The seminiferous tubules constitute about 90 percent of the testicular mass. In the young male the tubules are simple and composed of undeveloped sperm-producing cells (spermatogonia) and the Sertoli cells. In the older male the tubules become branched, and spermatogonia are changed into the fertile sperm cells after a series of transformations called spermatogenesis. The Sertoli cells found in both young and adult males mechanically support and protect the spermatogonia.

Each seminiferous tubule of the adult testis has a central lumen, or cavity, which is connected to the epididymis and spermatic duct (ductus deferens). Sperm cells originate as spermatogonia along the walls of the seminiferous tubules. The spermatogonia mature into spermatocytes, which mature into spermatids that mature into spermatozoa as they move into the central lumen of the seminiferous tubule. The sperm migrate, by short contractions of the tubule, to the mediastinum testis and are then transported through a complex network of canals (rete testis and efferent ductules) to the epididymis for temporary storage. The sperm move through the epididymis and the spermatic duct to be stored in the seminal vesicles for eventual ejaculation with the seminal fluid. Healthy men produce about one million sperm daily.

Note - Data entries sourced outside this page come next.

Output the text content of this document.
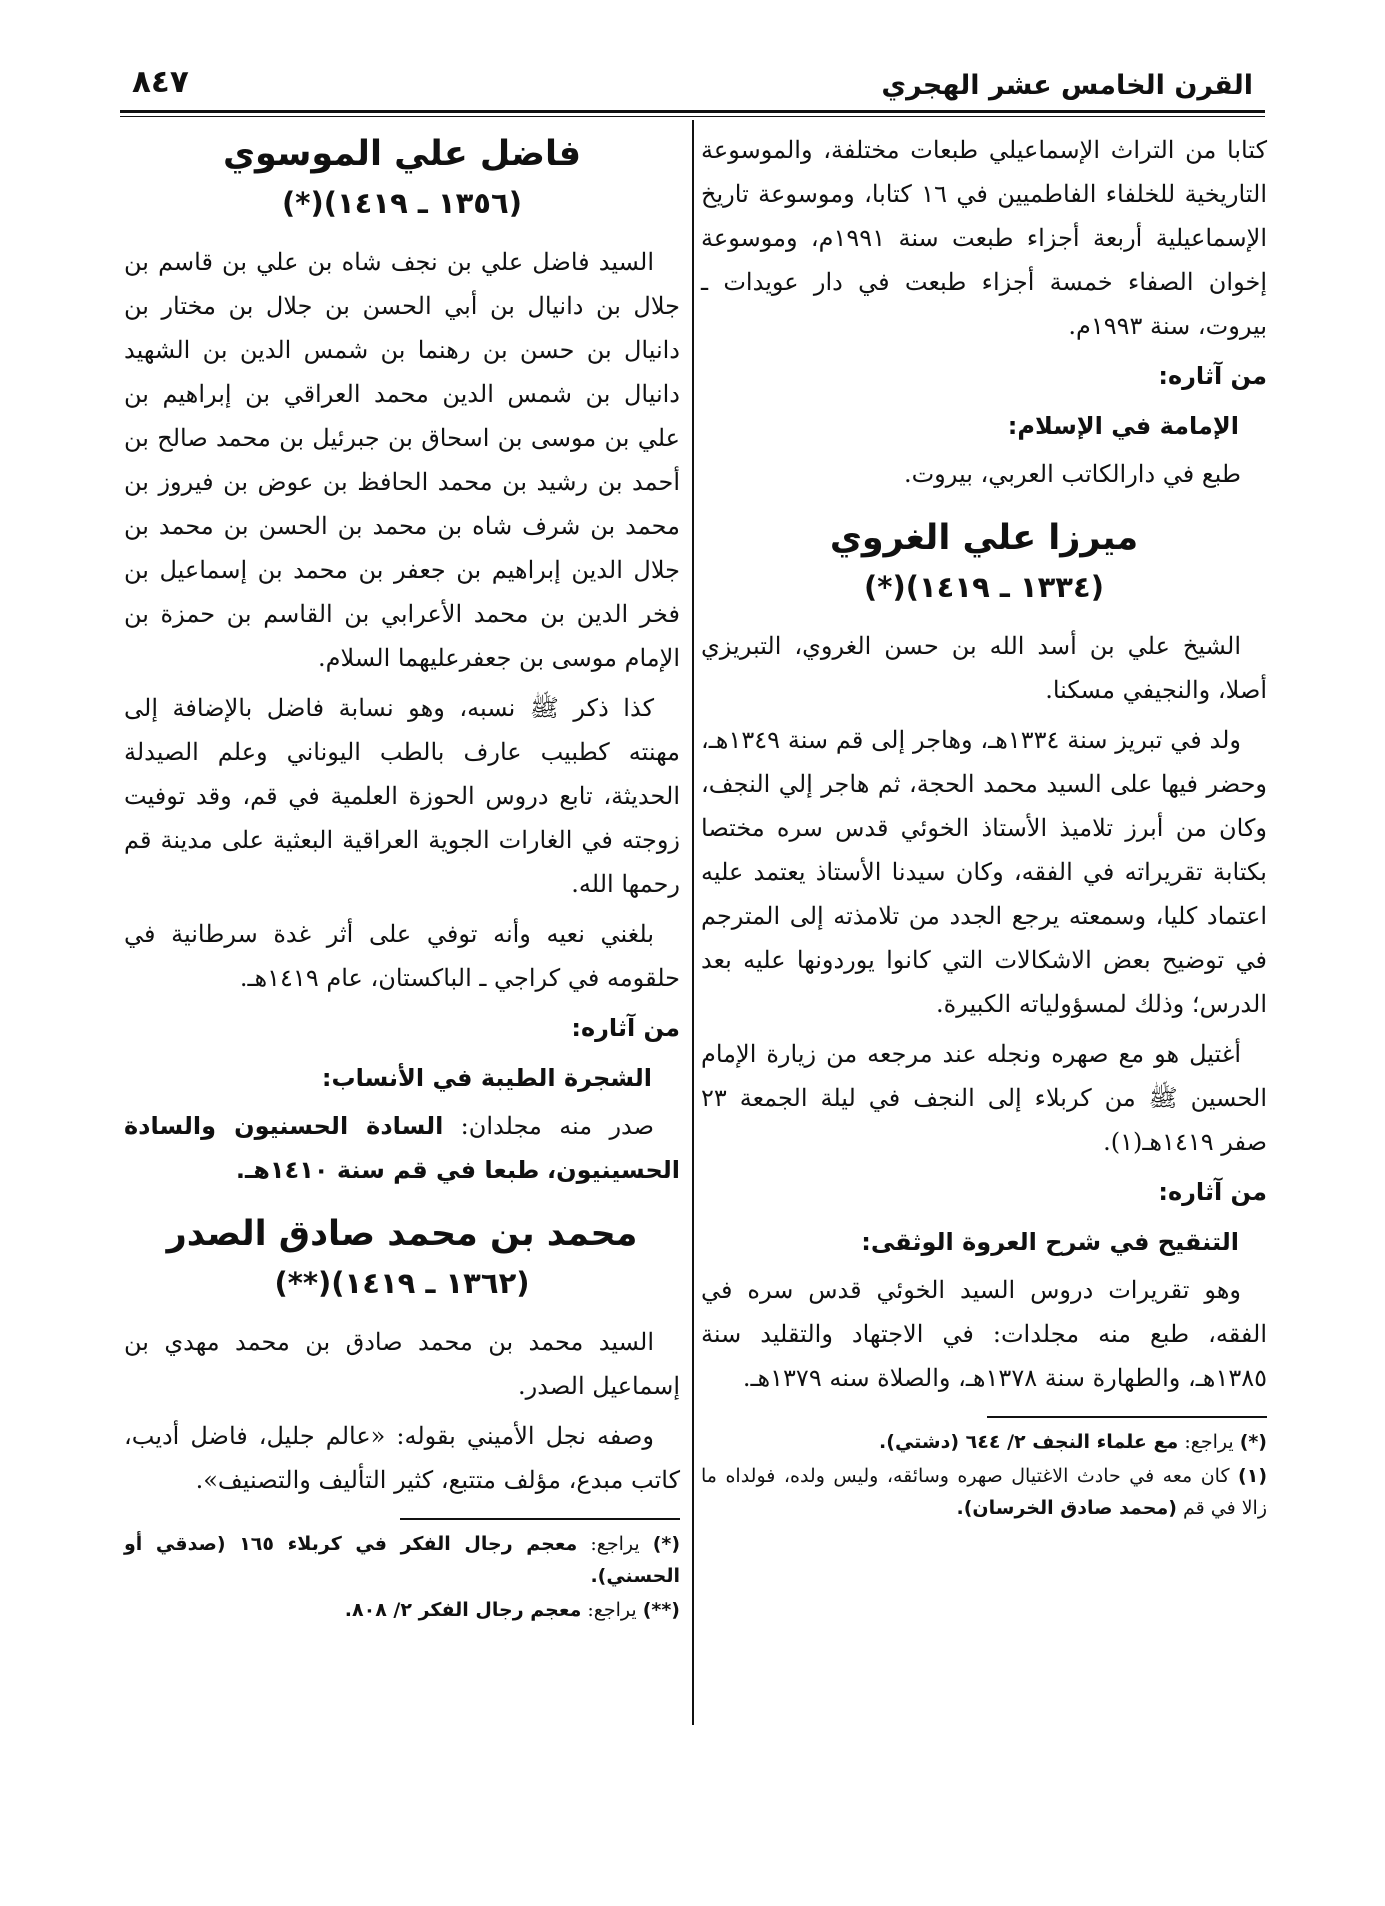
القرن الخامس عشر الهجري
٨٤٧

كتابا من التراث الإسماعيلي طبعات مختلفة، والموسوعة التاريخية للخلفاء الفاطميين في ١٦ كتابا، وموسوعة تاريخ الإسماعيلية أربعة أجزاء طبعت سنة ١٩٩١م، وموسوعة إخوان الصفاء خمسة أجزاء طبعت في دار عويدات ـ بيروت، سنة ١٩٩٣م.

من آثاره:
الإمامة في الإسلام:

طبع في دارالكاتب العربي، بيروت.

ميرزا علي الغروي
(١٣٣٤ ـ ١٤١٩)(*)

الشيخ علي بن أسد الله بن حسن الغروي، التبريزي أصلا، والنجيفي مسكنا.

ولد في تبريز سنة ١٣٣٤هـ، وهاجر إلى قم سنة ١٣٤٩هـ، وحضر فيها على السيد محمد الحجة، ثم هاجر إلي النجف، وكان من أبرز تلاميذ الأستاذ الخوئي قدس سره مختصا بكتابة تقريراته في الفقه، وكان سيدنا الأستاذ يعتمد عليه اعتماد كليا، وسمعته يرجع الجدد من تلامذته إلى المترجم في توضيح بعض الاشكالات التي كانوا يوردونها عليه بعد الدرس؛ وذلك لمسؤولياته الكبيرة.

أغتيل هو مع صهره ونجله عند مرجعه من زيارة الإمام الحسين ﷺ من كربلاء إلى النجف في ليلة الجمعة ٢٣ صفر ١٤١٩هـ(١).

من آثاره:
التنقيح في شرح العروة الوثقى:

وهو تقريرات دروس السيد الخوئي قدس سره في الفقه، طبع منه مجلدات: في الاجتهاد والتقليد سنة ١٣٨٥هـ، والطهارة سنة ١٣٧٨هـ، والصلاة سنه ١٣٧٩هـ.

(*) يراجع: مع علماء النجف ٢/ ٦٤٤ (دشتي).
(١) كان معه في حادث الاغتيال صهره وسائقه، وليس ولده، فولداه ما زالا في قم (محمد صادق الخرسان).
فاضل علي الموسوي
(١٣٥٦ ـ ١٤١٩)(*)

السيد فاضل علي بن نجف شاه بن علي بن قاسم بن جلال بن دانيال بن أبي الحسن بن جلال بن مختار بن دانيال بن حسن بن رهنما بن شمس الدين بن الشهيد دانيال بن شمس الدين محمد العراقي بن إبراهيم بن علي بن موسى بن اسحاق بن جبرئيل بن محمد صالح بن أحمد بن رشيد بن محمد الحافظ بن عوض بن فيروز بن محمد بن شرف شاه بن محمد بن الحسن بن محمد بن جلال الدين إبراهيم بن جعفر بن محمد بن إسماعيل بن فخر الدين بن محمد الأعرابي بن القاسم بن حمزة بن الإمام موسى بن جعفرعليهما السلام.

كذا ذكر ﷺ نسبه، وهو نسابة فاضل بالإضافة إلى مهنته كطبيب عارف بالطب اليوناني وعلم الصيدلة الحديثة، تابع دروس الحوزة العلمية في قم، وقد توفيت زوجته في الغارات الجوية العراقية البعثية على مدينة قم رحمها الله.

بلغني نعيه وأنه توفي على أثر غدة سرطانية في حلقومه في كراجي ـ الباكستان، عام ١٤١٩هـ.

من آثاره:
الشجرة الطيبة في الأنساب:

صدر منه مجلدان: السادة الحسنيون والسادة الحسينيون، طبعا في قم سنة ١٤١٠هـ.

محمد بن محمد صادق الصدر
(١٣٦٢ ـ ١٤١٩)(**)

السيد محمد بن محمد صادق بن محمد مهدي بن إسماعيل الصدر.

وصفه نجل الأميني بقوله: «عالم جليل، فاضل أديب، كاتب مبدع، مؤلف متتبع، كثير التأليف والتصنيف».

(*) يراجع: معجم رجال الفكر في كربلاء ١٦٥ (صدقي أو الحسني).
(**) يراجع: معجم رجال الفكر ٢/ ٨٠٨.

In animals that breed seasonally, such as sheep and goats, the testes regress completely during the nonbreeding season and the spermatogonia return to the state found in the young, sexually immature males. Frequently in these animals the testes are drawn back into the body cavity except in the breeding season, when they again descend and mature, a process known as recrudescence.

The principal androgen produced by the testes is testosterone. Testosterone produced locally in the testes and follicle-stimulating hormone (FSH) produced distally in the pituitary gland stimulate the process of spermatogenesis. Testosterone production and spermatogenesis slowly decrease in older men, whereas in women ovarian function ceases abruptly at the time of menopause.